Pour que la mère fasse miroir il faut donc qu'elle ait un corps et que sa posturo-motricité crée de l'anticipation de posture, de gestualité, dans la façon d'appeler son enfant, et ce d'une manière interrogative et pas simplement affirmative ou mécanique ; en somme que son geste soit articulé à son désir et que son anticipation suscite de la demande du côté de l'enfant. Sa motricité à elle lui permet de faire valoir ce qu'il saurait : elle ne lui dit pas ce qu'il sait. "Cela rejoint-il ce que dit Lacan quand il exprime que nous savons tout ?" se demande Jean Bergès.

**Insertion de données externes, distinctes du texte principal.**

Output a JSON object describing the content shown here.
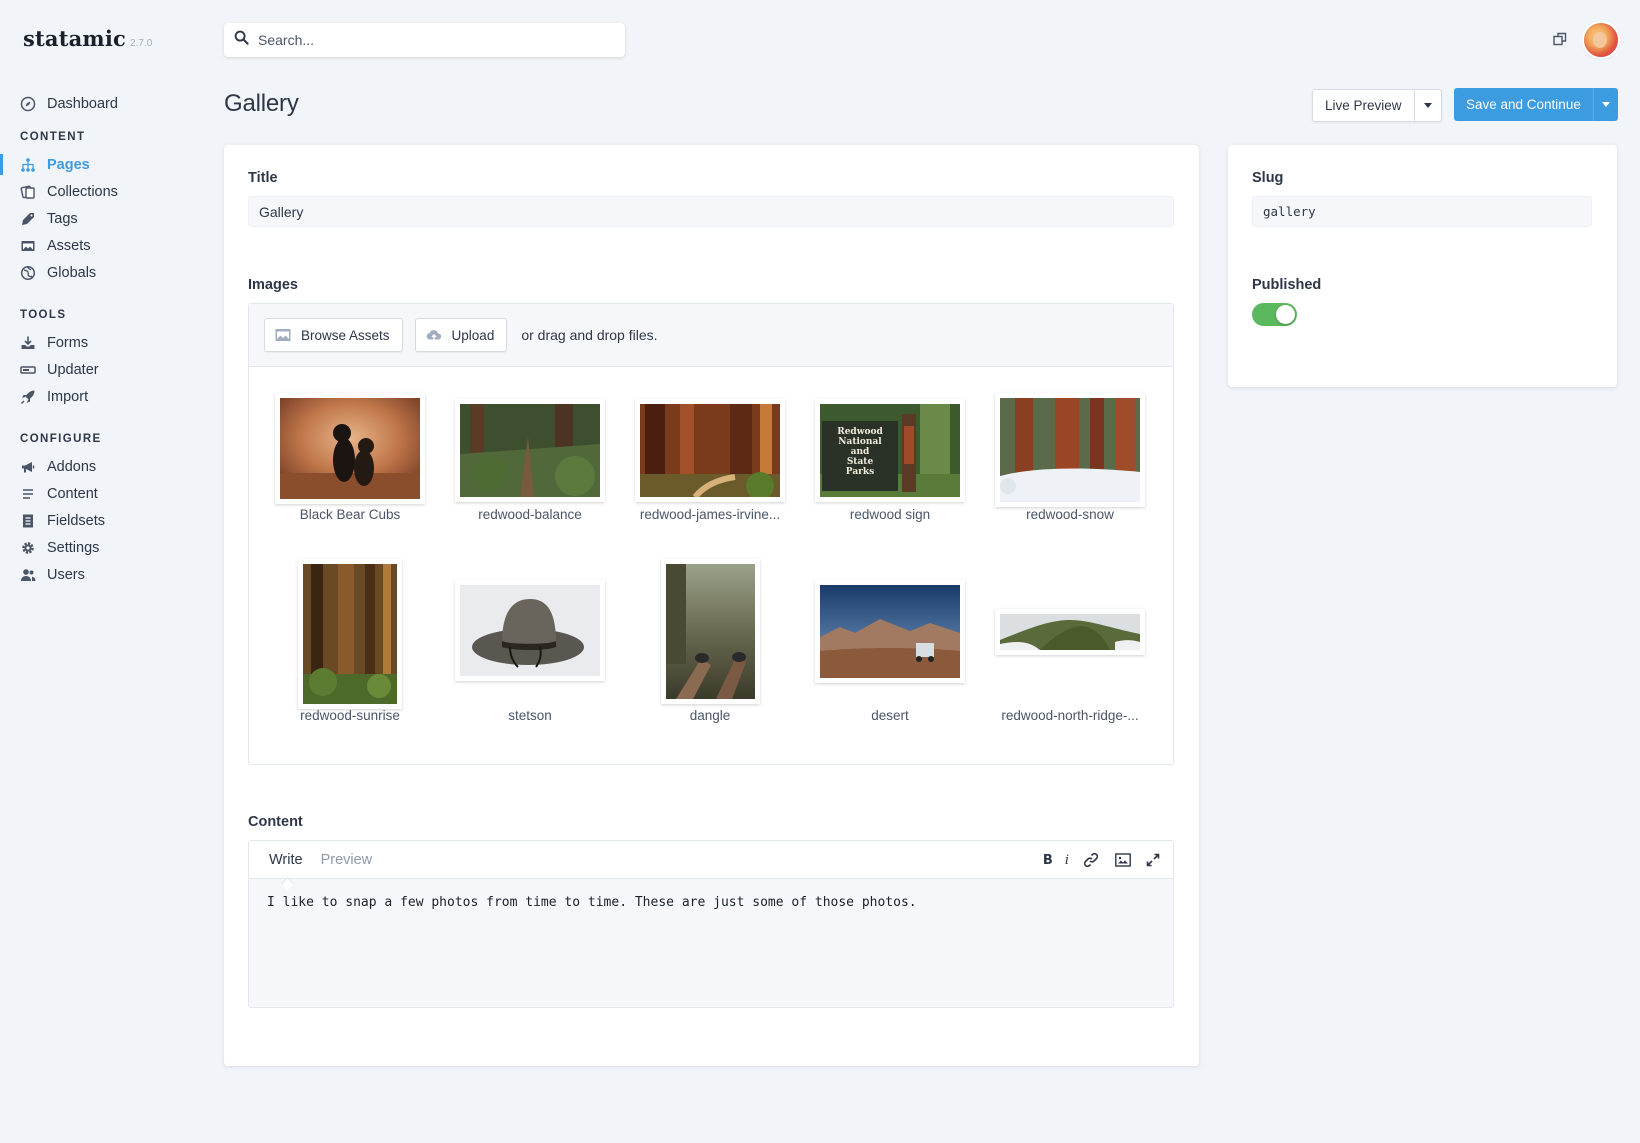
{
  "app": {
    "name": "statamic",
    "version": "2.7.0"
  },
  "search": {
    "placeholder": "Search..."
  },
  "icons": {
    "popout": "external-window-icon",
    "avatar": "user-avatar"
  },
  "sidebar": {
    "dashboard": {
      "label": "Dashboard",
      "icon": "compass-icon"
    },
    "sections": [
      {
        "title": "CONTENT",
        "items": [
          {
            "label": "Pages",
            "icon": "sitemap-icon",
            "active": true
          },
          {
            "label": "Collections",
            "icon": "collections-icon"
          },
          {
            "label": "Tags",
            "icon": "tag-icon"
          },
          {
            "label": "Assets",
            "icon": "image-icon"
          },
          {
            "label": "Globals",
            "icon": "globe-icon"
          }
        ]
      },
      {
        "title": "TOOLS",
        "items": [
          {
            "label": "Forms",
            "icon": "inbox-icon"
          },
          {
            "label": "Updater",
            "icon": "updater-icon"
          },
          {
            "label": "Import",
            "icon": "rocket-icon"
          }
        ]
      },
      {
        "title": "CONFIGURE",
        "items": [
          {
            "label": "Addons",
            "icon": "megaphone-icon"
          },
          {
            "label": "Content",
            "icon": "lines-icon"
          },
          {
            "label": "Fieldsets",
            "icon": "document-icon"
          },
          {
            "label": "Settings",
            "icon": "gear-icon"
          },
          {
            "label": "Users",
            "icon": "users-icon"
          }
        ]
      }
    ]
  },
  "header": {
    "title": "Gallery",
    "live_preview": "Live Preview",
    "save": "Save and Continue"
  },
  "form": {
    "title": {
      "label": "Title",
      "value": "Gallery"
    },
    "images": {
      "label": "Images",
      "browse": "Browse Assets",
      "upload": "Upload",
      "drag_text": "or drag and drop files.",
      "assets": [
        {
          "name": "Black Bear Cubs",
          "shape": "landscape"
        },
        {
          "name": "redwood-balance",
          "shape": "landscape"
        },
        {
          "name": "redwood-james-irvine...",
          "shape": "landscape"
        },
        {
          "name": "redwood sign",
          "shape": "landscape",
          "sign_text": "Redwood National and State Parks"
        },
        {
          "name": "redwood-snow",
          "shape": "landscape-tall"
        },
        {
          "name": "redwood-sunrise",
          "shape": "portrait"
        },
        {
          "name": "stetson",
          "shape": "landscape"
        },
        {
          "name": "dangle",
          "shape": "portrait"
        },
        {
          "name": "desert",
          "shape": "landscape"
        },
        {
          "name": "redwood-north-ridge-...",
          "shape": "panorama"
        }
      ]
    },
    "content": {
      "label": "Content",
      "tab_write": "Write",
      "tab_preview": "Preview",
      "tool_bold": "B",
      "tool_italic": "i",
      "body": "I like to snap a few photos from time to time. These are just some of those photos."
    }
  },
  "meta": {
    "slug": {
      "label": "Slug",
      "value": "gallery"
    },
    "published": {
      "label": "Published",
      "on": true
    }
  },
  "colors": {
    "accent": "#3d9ce0",
    "toggle_on": "#5cb85c",
    "background": "#f1f4f8"
  }
}
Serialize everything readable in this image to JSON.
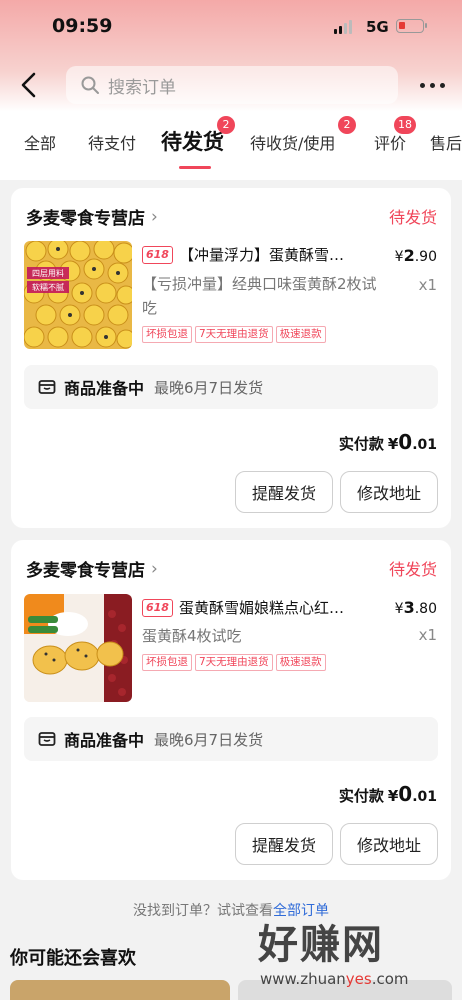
{
  "status_bar": {
    "time": "09:59",
    "network": "5G"
  },
  "navbar": {
    "search_placeholder": "搜索订单"
  },
  "tabs": [
    {
      "label": "全部",
      "badge": ""
    },
    {
      "label": "待支付",
      "badge": ""
    },
    {
      "label": "待发货",
      "badge": "2",
      "active": true
    },
    {
      "label": "待收货/使用",
      "badge": "2"
    },
    {
      "label": "评价",
      "badge": "18"
    },
    {
      "label": "售后",
      "badge": ""
    }
  ],
  "orders": [
    {
      "shop_name": "多麦零食专营店",
      "status": "待发货",
      "promo_tag": "618",
      "product_title": "【冲量浮力】蛋黄酥雪…",
      "price_yen": "¥",
      "price_int": "2",
      "price_dec": ".90",
      "spec": "【亏损冲量】经典口味蛋黄酥2枚试吃",
      "quantity": "x1",
      "services": [
        "坏损包退",
        "7天无理由退货",
        "极速退款"
      ],
      "thumb_text_1": "四层用料",
      "thumb_text_2": "软糯不腻",
      "prep_title": "商品准备中",
      "prep_eta": "最晚6月7日发货",
      "paid_label": "实付款",
      "paid_yen": "¥",
      "paid_int": "0",
      "paid_dec": ".01",
      "btn_remind": "提醒发货",
      "btn_address": "修改地址"
    },
    {
      "shop_name": "多麦零食专营店",
      "status": "待发货",
      "promo_tag": "618",
      "product_title": "蛋黄酥雪媚娘糕点心红…",
      "price_yen": "¥",
      "price_int": "3",
      "price_dec": ".80",
      "spec": "蛋黄酥4枚试吃",
      "quantity": "x1",
      "services": [
        "坏损包退",
        "7天无理由退货",
        "极速退款"
      ],
      "prep_title": "商品准备中",
      "prep_eta": "最晚6月7日发货",
      "paid_label": "实付款",
      "paid_yen": "¥",
      "paid_int": "0",
      "paid_dec": ".01",
      "btn_remind": "提醒发货",
      "btn_address": "修改地址"
    }
  ],
  "footer": {
    "not_found_text": "没找到订单？试试查看",
    "not_found_link": "全部订单",
    "recommend_title": "你可能还会喜欢"
  },
  "watermark": {
    "main": "好赚网",
    "sub_prefix": "www.zhuan",
    "sub_highlight": "yes",
    "sub_suffix": ".com"
  },
  "colors": {
    "accent": "#f0465a",
    "link": "#2f6bd8",
    "background": "#f2f2f2"
  }
}
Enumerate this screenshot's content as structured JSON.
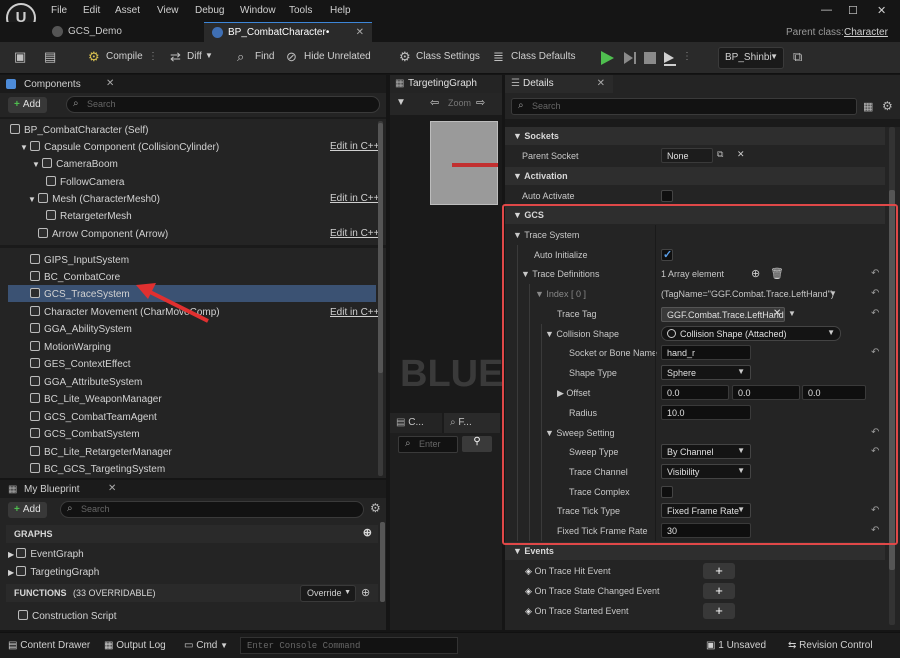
{
  "menu": {
    "items": [
      "File",
      "Edit",
      "Asset",
      "View",
      "Debug",
      "Window",
      "Tools",
      "Help"
    ],
    "parent_class_label": "Parent class:",
    "parent_class_value": "Character"
  },
  "tabs": [
    {
      "label": "GCS_Demo"
    },
    {
      "label": "BP_CombatCharacter•"
    }
  ],
  "toolbar": {
    "compile": "Compile",
    "diff": "Diff",
    "find": "Find",
    "hide_unrelated": "Hide Unrelated",
    "class_settings": "Class Settings",
    "class_defaults": "Class Defaults",
    "debug_object": "BP_Shinbi"
  },
  "components": {
    "title": "Components",
    "add": "Add",
    "search_placeholder": "Search",
    "self": "BP_CombatCharacter (Self)",
    "tree": [
      {
        "label": "Capsule Component (CollisionCylinder)",
        "edit": "Edit in C++"
      },
      {
        "label": "CameraBoom"
      },
      {
        "label": "FollowCamera"
      },
      {
        "label": "Mesh (CharacterMesh0)",
        "edit": "Edit in C++"
      },
      {
        "label": "RetargeterMesh"
      },
      {
        "label": "Arrow Component (Arrow)",
        "edit": "Edit in C++"
      }
    ],
    "list": [
      {
        "label": "GIPS_InputSystem"
      },
      {
        "label": "BC_CombatCore"
      },
      {
        "label": "GCS_TraceSystem"
      },
      {
        "label": "Character Movement (CharMoveComp)",
        "edit": "Edit in C++"
      },
      {
        "label": "GGA_AbilitySystem"
      },
      {
        "label": "MotionWarping"
      },
      {
        "label": "GES_ContextEffect"
      },
      {
        "label": "GGA_AttributeSystem"
      },
      {
        "label": "BC_Lite_WeaponManager"
      },
      {
        "label": "GCS_CombatTeamAgent"
      },
      {
        "label": "GCS_CombatSystem"
      },
      {
        "label": "BC_Lite_RetargeterManager"
      },
      {
        "label": "BC_GCS_TargetingSystem"
      }
    ]
  },
  "my_blueprint": {
    "title": "My Blueprint",
    "add": "Add",
    "search_placeholder": "Search",
    "graphs_header": "GRAPHS",
    "graphs": [
      "EventGraph",
      "TargetingGraph"
    ],
    "functions_header": "FUNCTIONS",
    "functions_count": "(33 OVERRIDABLE)",
    "override": "Override",
    "functions": [
      "Construction Script"
    ]
  },
  "graph": {
    "tab": "TargetingGraph",
    "watermark": "BLUEP",
    "zoom_text": "Zoom",
    "sub_tab_1": "C...",
    "sub_tab_2": "F...",
    "enter_placeholder": "Enter"
  },
  "details": {
    "title": "Details",
    "search_placeholder": "Search",
    "sockets": {
      "header": "Sockets",
      "parent_socket_label": "Parent Socket",
      "parent_socket_value": "None"
    },
    "activation": {
      "header": "Activation",
      "auto_activate_label": "Auto Activate",
      "auto_activate": false
    },
    "gcs": {
      "header": "GCS",
      "trace_system": "Trace System",
      "auto_initialize_label": "Auto Initialize",
      "auto_initialize": true,
      "trace_defs_label": "Trace Definitions",
      "trace_defs_value": "1 Array element",
      "index_label": "Index [ 0 ]",
      "index_value": "(TagName=\"GGF.Combat.Trace.LeftHand\")",
      "trace_tag_label": "Trace Tag",
      "trace_tag_value": "GGF.Combat.Trace.LeftHand",
      "collision_shape_label": "Collision Shape",
      "collision_shape_value": "Collision Shape (Attached)",
      "socket_label": "Socket or Bone Name",
      "socket_value": "hand_r",
      "shape_type_label": "Shape Type",
      "shape_type_value": "Sphere",
      "offset_label": "Offset",
      "offset_x": "0.0",
      "offset_y": "0.0",
      "offset_z": "0.0",
      "radius_label": "Radius",
      "radius_value": "10.0",
      "sweep_setting_label": "Sweep Setting",
      "sweep_type_label": "Sweep Type",
      "sweep_type_value": "By Channel",
      "trace_channel_label": "Trace Channel",
      "trace_channel_value": "Visibility",
      "trace_complex_label": "Trace Complex",
      "trace_complex": false,
      "tick_type_label": "Trace Tick Type",
      "tick_type_value": "Fixed Frame Rate",
      "tick_rate_label": "Fixed Tick Frame Rate",
      "tick_rate_value": "30"
    },
    "events": {
      "header": "Events",
      "items": [
        "On Trace Hit Event",
        "On Trace State Changed Event",
        "On Trace Started Event"
      ]
    }
  },
  "statusbar": {
    "content_drawer": "Content Drawer",
    "output_log": "Output Log",
    "cmd": "Cmd",
    "console_placeholder": "Enter Console Command",
    "unsaved": "1 Unsaved",
    "revision": "Revision Control"
  },
  "colors": {
    "accent": "#3d86d8",
    "highlight_box": "#e04848",
    "selection": "#3b5273",
    "play_green": "#4fbf4f"
  }
}
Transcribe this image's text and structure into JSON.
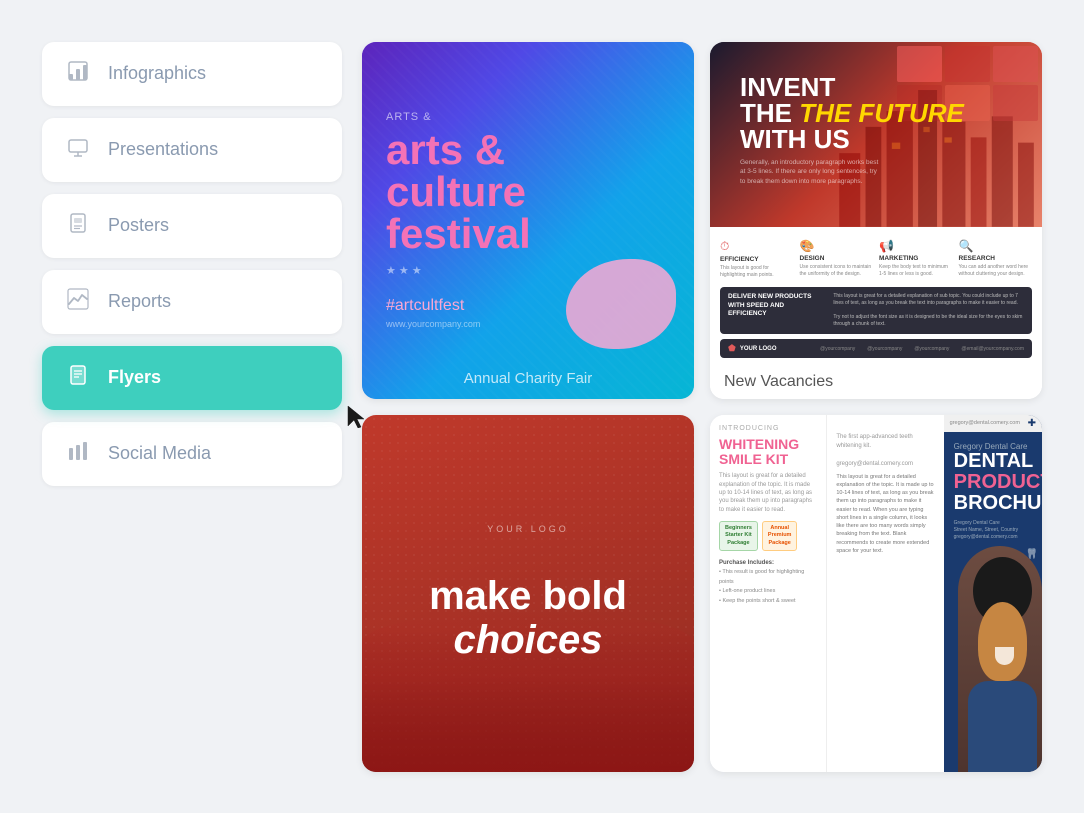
{
  "sidebar": {
    "items": [
      {
        "id": "infographics",
        "label": "Infographics",
        "icon": "▦",
        "active": false
      },
      {
        "id": "presentations",
        "label": "Presentations",
        "icon": "🖼",
        "active": false
      },
      {
        "id": "posters",
        "label": "Posters",
        "icon": "🖼",
        "active": false
      },
      {
        "id": "reports",
        "label": "Reports",
        "icon": "📈",
        "active": false
      },
      {
        "id": "flyers",
        "label": "Flyers",
        "icon": "📋",
        "active": true
      },
      {
        "id": "social-media",
        "label": "Social Media",
        "icon": "📊",
        "active": false
      }
    ]
  },
  "cards": {
    "arts": {
      "title": "arts & culture festival",
      "hashtag": "#artcultfest",
      "label": "Annual Charity Fair"
    },
    "future": {
      "headline_line1": "INVENT",
      "headline_line2": "THE FUTURE",
      "headline_line3": "WITH US",
      "features": [
        {
          "icon": "🕐",
          "title": "EFFICIENCY",
          "desc": "This layout is good for highlighting main points."
        },
        {
          "icon": "🎨",
          "title": "DESIGN",
          "desc": "Use consistent icons to maintain the uniformity of the design."
        },
        {
          "icon": "📢",
          "title": "MARKETING",
          "desc": "Keep the body text to minimum 1-5 lines or less is good."
        },
        {
          "icon": "🔍",
          "title": "RESEARCH",
          "desc": "You can add another word here without cluttering your design."
        }
      ],
      "deliver_title": "DELIVER NEW PRODUCTS WITH SPEED AND EFFICIENCY",
      "deliver_desc": "This layout is great for a detailed explanation of sub topic. You could include up to 7 lines of text, as long as you break the text into paragraphs to make it easier to read.",
      "label": "New Vacancies"
    },
    "bold": {
      "logo": "YOUR LOGO",
      "headline1": "make bold",
      "headline2": "choices"
    },
    "dental": {
      "introducing": "INTRODUCING",
      "whitening_title": "WHITENING SMILE KIT",
      "packages": [
        {
          "label": "Beginners Starter Kit Package",
          "type": "starter"
        },
        {
          "label": "Annual Premium Package",
          "type": "premium"
        }
      ],
      "features_label": "Purchase Includes:",
      "features": [
        "This result is good for highlighting points",
        "Left-one product lines",
        "Keep the points short & sweet"
      ],
      "brochure_pre": "Dental Care",
      "brochure_title1": "DENTAL",
      "brochure_title2": "PRODUCT",
      "brochure_title3": "BROCHURE"
    }
  }
}
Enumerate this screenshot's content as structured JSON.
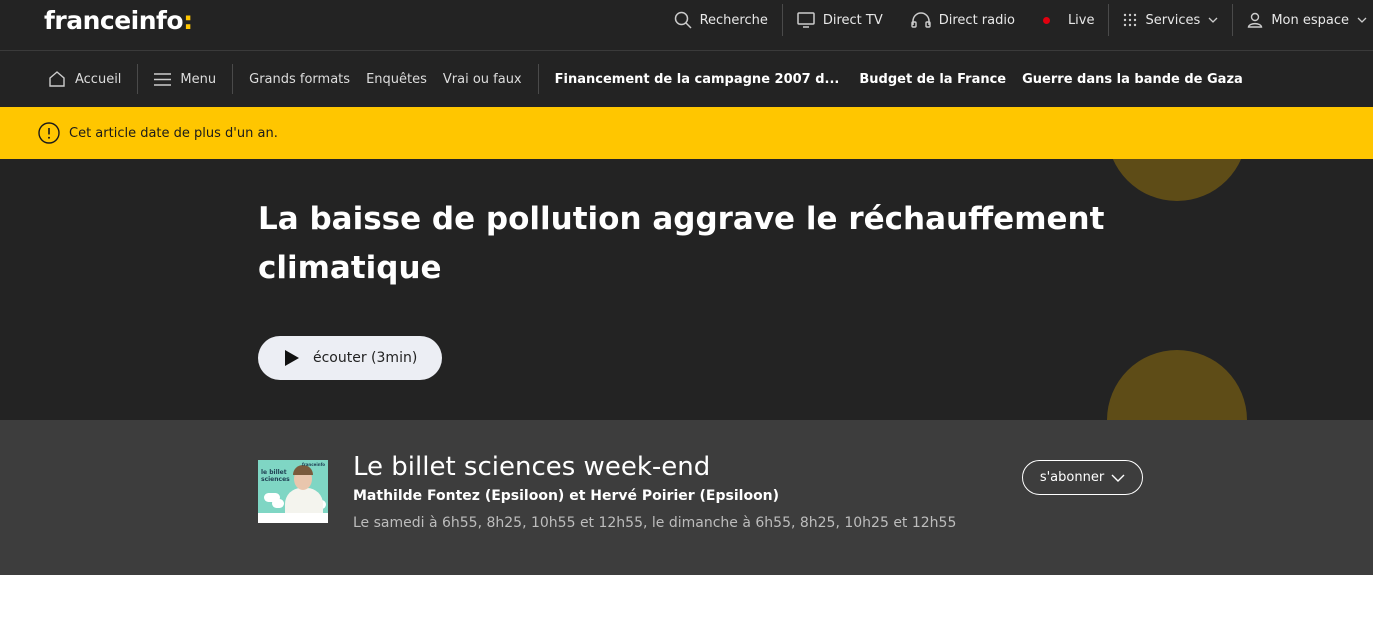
{
  "header": {
    "logo_text": "franceinfo",
    "logo_colon": ":",
    "nav": [
      {
        "label": "Recherche",
        "icon": "search-icon"
      },
      {
        "label": "Direct TV",
        "icon": "tv-icon"
      },
      {
        "label": "Direct radio",
        "icon": "headphones-icon"
      },
      {
        "label": "Live",
        "icon": "live-dot-icon"
      },
      {
        "label": "Services",
        "icon": "grid-icon"
      },
      {
        "label": "Mon espace",
        "icon": "user-icon"
      }
    ]
  },
  "subnav": {
    "home_label": "Accueil",
    "menu_label": "Menu",
    "links": [
      "Grands formats",
      "Enquêtes",
      "Vrai ou faux"
    ],
    "topics": [
      "Financement de la campagne 2007 d...",
      "Budget de la France",
      "Guerre dans la bande de Gaza"
    ]
  },
  "alert": {
    "text": "Cet article date de plus d'un an."
  },
  "article": {
    "title": "La baisse de pollution aggrave le réchauffement climatique",
    "listen_label": "écouter (3min)"
  },
  "show": {
    "title": "Le billet sciences week-end",
    "authors": "Mathilde Fontez (Epsiloon) et Hervé Poirier (Epsiloon)",
    "schedule": "Le samedi à 6h55, 8h25, 10h55 et 12h55, le dimanche à 6h55, 8h25, 10h25 et 12h55",
    "subscribe_label": "s'abonner",
    "thumb_label": "le billet sciences",
    "thumb_brand": "franceinfo"
  },
  "colors": {
    "brand_yellow": "#ffc600",
    "dark_bg": "#232323",
    "show_bg": "#3d3d3d",
    "live_red": "#e1000f"
  }
}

Dans le stade du miroir si souvent décrit, il n'y a pas que l'image, l'anticipation est dans la jubilation, elle (la mère ? la jubilation ?) anticipe la globalité de l'image dans cette motricité désordonnée non-spécularisable ; la motricité serait ici de l'ordre de l'objet dit Jean Bergès. Dans la mesure où cette posturo-motricité ne fait pas partie de l'imaginaire, elle ne peut être qu'anticipée, faisant l'objet d'une hypothèse, c'est-à-dire donc, symbolique.

L'enfant se trouve donc par là, introduit au symbolique, d'autant que la mère le phallicise en le soulevant, en le dressant, en le nommant aussi en même temps, au moment même où se tournant vers celui ou celle qui le porte, l'enfant perd l'image, perte, trou, manque où se précipite le "je", comme le dit Lacan. Importance ici de la voix et de la nomination que Jean Bergès va reprendre si souvent dans la question des apprentissages et du corps : "L'enfant accède au symbolique par l'anticipation que fait la mère. Ce qu'elle en envoie sous la forme interrogative, elle suppose qu'il est capable de l'entendre. Ce crédit qui va déborder la mère, c'est le projet de liberté de l'enfant".

Apprentissages

La question des apprentissages que Jean Bergès a tant côtoyée dans ses consultations à Sainte-Anne avec des enfants non-lecteurs, dysgraphiques, dysorthographiques, en panne dans le logico-mathématique, c'est-à-dire embarrassés par le langage, amène foule de questions.

Premièrement celle de la différence entre savoir (inconscient), insu, lieu où "ça" parle, "ça" pense, "ça" fait des lapsus, qui a à faire avec le corps, notamment au travers des théories sexuelles infantiles et le fragment de vérité "organique" comme dit Freud, et puis la connaissance, la pensée consciente, le fait d'entrer dans les apprentissages scolaires en particulier.

En second la question du transfert : à la maîtresse notamment, comme rivale de la mère pour l'enfant ; "le savoir peut-il être érotisé ?" dit Freud. "Comment ne pas tromper ma mère avec ma maîtresse ?" se demande Jean Bergès à propos de l'enfant pris entre école et maison ; "comment ne pas perdre la voix de ma mère ?", cette langue maternelle du commerce privé avec la mère, dit-il souvent. Cette question si délicate du transfert à la maîtresse dès l'entrée en maternelle soustend évidemment celle de la transmission du désir d'apprendre.

Et aussi, de nouveau et toujours, la question du nouage du symbolique des lois du langage, de l'imaginaire du corps tout du côté de la méconnaissance et du réel de la lettre. "Ce qui est entendu par l'enfant, ce n'est pas la différence des phonèmes mais l'inscription de ce qui vient être éprouvé dans le corps de l'enfant pendant que la mère parle. Et je parle du corps quand je parle lecture ou écriture" rappelle Jean Bergès.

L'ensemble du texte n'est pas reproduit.